Standpunt van verweerder

De noodzaak tot tenuitvoerlegging staat voorop. Verweerder is niet bevoegd een gevangenisstraf om te zetten naar een taakstraf of geldboete. De Dienst Justitiële Inrichtingen heeft slechts als opdracht om de opgelegde vrijheidsstraf ten uitvoer te leggen. Het is niet mogelijk een gevangenisstraf in termijnen te ondergaan. Ten aanzien van klagers verzoek om uitstel wordt opgemerkt dat het beroepschrift onvoldoende met stukken is onderbouwd. Daardoor is niet gebleken dat hij de enige is die voor zijn kinderen zorgt. Voor de opvang kan wellicht een beroep worden gedaan op Bureau Jeugdzorg of het Centrum voor Werk en Gezin (de beroepscommissie begrijpt: het Centrum voor Jeugd en Gezin) in klagers woonplaats.

3. De beoordeling

De procedure voor zelfmelders is geregeld in hoofdstuk 2 van de Regeling tenuitvoerlegging strafrechtelijke beslissingen en hoofdstuk 2 van de Beleidsregel tenuitvoerlegging strafrechtelijke en administratiefrechtelijke beslissingen.

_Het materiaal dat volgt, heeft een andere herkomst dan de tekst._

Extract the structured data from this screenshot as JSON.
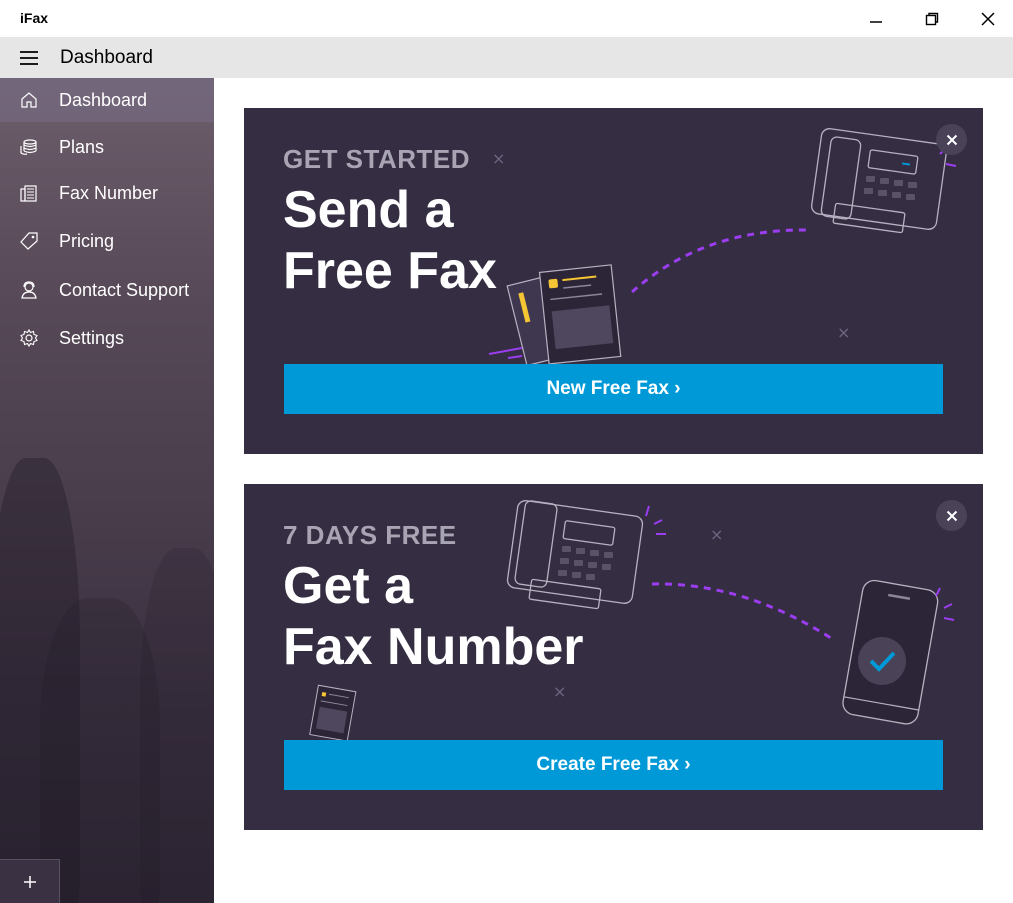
{
  "window": {
    "title": "iFax"
  },
  "navbar": {
    "title": "Dashboard"
  },
  "sidebar": {
    "items": [
      {
        "label": "Dashboard",
        "icon": "home-icon"
      },
      {
        "label": "Plans",
        "icon": "coins-icon"
      },
      {
        "label": "Fax Number",
        "icon": "fax-number-icon"
      },
      {
        "label": "Pricing",
        "icon": "tag-icon"
      },
      {
        "label": "Contact Support",
        "icon": "support-agent-icon"
      },
      {
        "label": "Settings",
        "icon": "gear-icon"
      }
    ],
    "add_icon": "plus-icon"
  },
  "cards": [
    {
      "eyebrow": "GET STARTED",
      "headline_1": "Send a",
      "headline_2": "Free Fax",
      "cta": "New Free Fax ›"
    },
    {
      "eyebrow": "7 DAYS FREE",
      "headline_1": "Get a",
      "headline_2": "Fax Number",
      "cta": "Create Free Fax ›"
    }
  ],
  "colors": {
    "accent": "#0099d8",
    "card_bg": "#352d42",
    "purple": "#9b3df0",
    "yellow": "#f5c533"
  }
}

De beroepscommissie is van oordeel dat de bestreden beslissing, bij afweging van alle in aanmerking komende belangen, als onredelijk en onbillijk moet worden aangemerkt. Zij onderbouwt dat als volgt.

Klagers bezwaarschrift is ingediend door een ambulant begeleider van het CVD. Daaruit komt naar voren dat klagers gezin in de afgelopen jaren veelvuldig met huiselijk geweld te maken heeft gehad, waar de jonge kinderen getuige van zijn geweest. Hun moeder schreeuwde en sloeg regelmatig, maakte de huisraad kapot en sloot klager en de kinderen op in de woning. Op advies van de voogd wonen de kinderen nu bij klager. Het zou – naar de inschatting van de ambulant begeleider – niet goed zijn als zij hun vader niet meer zien. Ook zou sprake zijn van lopende zaken met professionals waarbij klagers aanwezigheid noodzakelijk is. Klager zorgt goed voor zijn kinderen.

Klager is op dit moment de enige die voor zijn kinderen zorgt. Zijn kinderen – en hijzelf – komen bovendien uit een heftige periode. Daarbij is hun woonsituatie zeer recent gewijzigd. Klager wordt door de hulpverleningsinstanties gezien als degene die op dit moment het best voor de kinderen kan zorgen. Hoewel klager op enig moment zijn gevangenisstraf zal moeten ondergaan – klager is immers onherroepelijk veroordeeld tot deze straf, dus hij dient deze straf te ondergaan, tenzij een daartoe ingediend gratieverzoek wordt ingewilligd en daarmee vermindering, verandering of kwijtschelding van die straf plaatsvindt – verzet het belang van de kinderen zich ertegen dat hij op dit moment gedetineerd raakt op grond van een relatief korte straf voor een feit zonder directe slachtoffers.

Gelet op het voorgaande zal de beroepscommissie het beroep gegrond verklaren en de bestreden beslissing vernietigen. Zij zal verweerder opdragen een nieuwe beslissing te nemen met inachtneming van deze uitspraak binnen een termijn van twee weken na ontvangst daarvan. Tot die tijd hoeft klager zich dus niet te melden. De beroepscommissie ziet geen aanleiding om aan klager een tegemoetkoming toe te kennen.

4. De uitspraak

De beroepscommissie verklaart het beroep gegrond en vernietigt de bestreden beslissing. Zij draagt verweerder op een nieuwe beslissing te nemen met inachtneming van deze uitspraak binnen een termijn van twee weken na ontvangst daarvan. Zij kent klager geen tegemoetkoming toe.

Deze uitspraak is op 10 augustus 2020 gedaan door de beroepscommissie, bestaande uit mr. M.J. Stolwerk, voorzitter, mr. M. Iedema en mr. A. Jongsma, leden, bijgestaan door mr. P. de Vries, secretaris.